この人は、なぜ、わたしのことをこんなに分かってくれるのだろう。奇跡のように。
「まだわたしと夫婦でいてくれるのですか」
「私たちは夫婦です。ずっと」
諸葛亮の腕に力がこもった。
「夫婦の形もいろいろある」
静かに頬を涙が流れた。冷たい涙だった。
「私たちは、いい夫婦になれるはず」
流れる涙に溺れて死んでしまいそうだった。諸葛亮の前では心を偽る必要もない。初めて、諸葛亮が夫でよかったと心の底から思った。
恋よりも愛よりももっと重い、共犯者の絆が、わたしたちを強く結びつけるだろうと思った。
舟が船着き場に近づくにつれ、わたしは胸に重苦しさを感じるようになった。
これからは、劉備殿の夫人として尚香を見なければならない。諸葛亮が劉備殿のそば近くにいる限り、妻であるわたしが夫人と接する機会も増える。耐えられるだろうか。人妻となった尚香を間近で見て,、平静でいられるだろうか。

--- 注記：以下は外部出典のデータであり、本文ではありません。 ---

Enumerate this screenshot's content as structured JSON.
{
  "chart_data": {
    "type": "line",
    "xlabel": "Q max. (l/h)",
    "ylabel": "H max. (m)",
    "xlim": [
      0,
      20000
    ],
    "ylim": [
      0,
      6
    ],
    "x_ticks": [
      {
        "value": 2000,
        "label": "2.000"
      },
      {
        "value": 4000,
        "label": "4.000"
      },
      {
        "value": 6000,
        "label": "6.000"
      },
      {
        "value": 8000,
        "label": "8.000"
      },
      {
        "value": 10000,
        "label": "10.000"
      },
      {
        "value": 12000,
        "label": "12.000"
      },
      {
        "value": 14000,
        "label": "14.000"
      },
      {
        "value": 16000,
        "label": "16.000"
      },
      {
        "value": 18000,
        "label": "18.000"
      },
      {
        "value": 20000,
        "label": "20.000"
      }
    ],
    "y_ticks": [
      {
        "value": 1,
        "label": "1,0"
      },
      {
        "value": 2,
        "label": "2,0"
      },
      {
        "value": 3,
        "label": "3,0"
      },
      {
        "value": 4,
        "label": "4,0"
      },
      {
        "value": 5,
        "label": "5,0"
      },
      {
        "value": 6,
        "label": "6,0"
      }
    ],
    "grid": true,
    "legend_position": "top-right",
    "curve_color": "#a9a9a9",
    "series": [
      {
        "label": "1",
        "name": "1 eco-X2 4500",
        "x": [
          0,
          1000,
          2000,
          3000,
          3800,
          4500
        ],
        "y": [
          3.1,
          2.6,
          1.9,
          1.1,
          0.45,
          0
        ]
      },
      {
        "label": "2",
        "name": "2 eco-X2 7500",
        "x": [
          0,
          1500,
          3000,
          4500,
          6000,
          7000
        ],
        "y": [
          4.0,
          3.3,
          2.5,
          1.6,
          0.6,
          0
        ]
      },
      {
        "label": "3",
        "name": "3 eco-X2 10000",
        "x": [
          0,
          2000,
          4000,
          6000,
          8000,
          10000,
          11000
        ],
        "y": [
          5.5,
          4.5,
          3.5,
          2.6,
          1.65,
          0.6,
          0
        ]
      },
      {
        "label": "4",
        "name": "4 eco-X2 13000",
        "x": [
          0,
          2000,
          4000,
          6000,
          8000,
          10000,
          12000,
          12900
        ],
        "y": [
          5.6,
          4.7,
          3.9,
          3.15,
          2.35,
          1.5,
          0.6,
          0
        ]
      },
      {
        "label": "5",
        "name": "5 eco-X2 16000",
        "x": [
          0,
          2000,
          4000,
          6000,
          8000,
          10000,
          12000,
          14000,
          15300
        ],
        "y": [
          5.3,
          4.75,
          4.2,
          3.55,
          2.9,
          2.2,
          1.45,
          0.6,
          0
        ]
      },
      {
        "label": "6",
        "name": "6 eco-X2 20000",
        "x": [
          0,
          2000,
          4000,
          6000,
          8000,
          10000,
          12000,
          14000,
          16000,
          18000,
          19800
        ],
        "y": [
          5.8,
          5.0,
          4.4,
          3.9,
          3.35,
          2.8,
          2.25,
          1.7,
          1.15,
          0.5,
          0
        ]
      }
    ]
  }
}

「貴女の気が進まないなら、襄陽に残っても構いません。どうしますか?」
諸葛亮はわたしの動揺を見抜いている。乱れた気持ちのまま同行するより、実家にとどまり心の傷が癒えるのを待つ方がいいのかもしれない。黄家の父はわたしに甘いから、戻れば歓迎してくれるだろう。でも。
わたしはまた、からくりばかり作る日々に戻るのか。
貂蝉さまの時と同じく、喪った日々を想いながら。物言わぬからくりだけを相手に。
でも尚香は貂蝉さまとは違う。尚香は生きている。
「いいえ」
わたしは諸葛亮の手を取った。
「一緒に行きます。孔明さま」
劉備殿の妻となった尚香を間近で見続ける。それは生木を裂かれる苦しみだろう。劉備殿に愛され、子を孕むであろう彼女を見なければならない。尚香の産んだ子に仕えることになるかもしれない。でも。
どんな形でも、尚香のそばにいたい。
何故なら、尚香は生きているから。
舟が大きく揺れ、目的地に到着したことを告げた。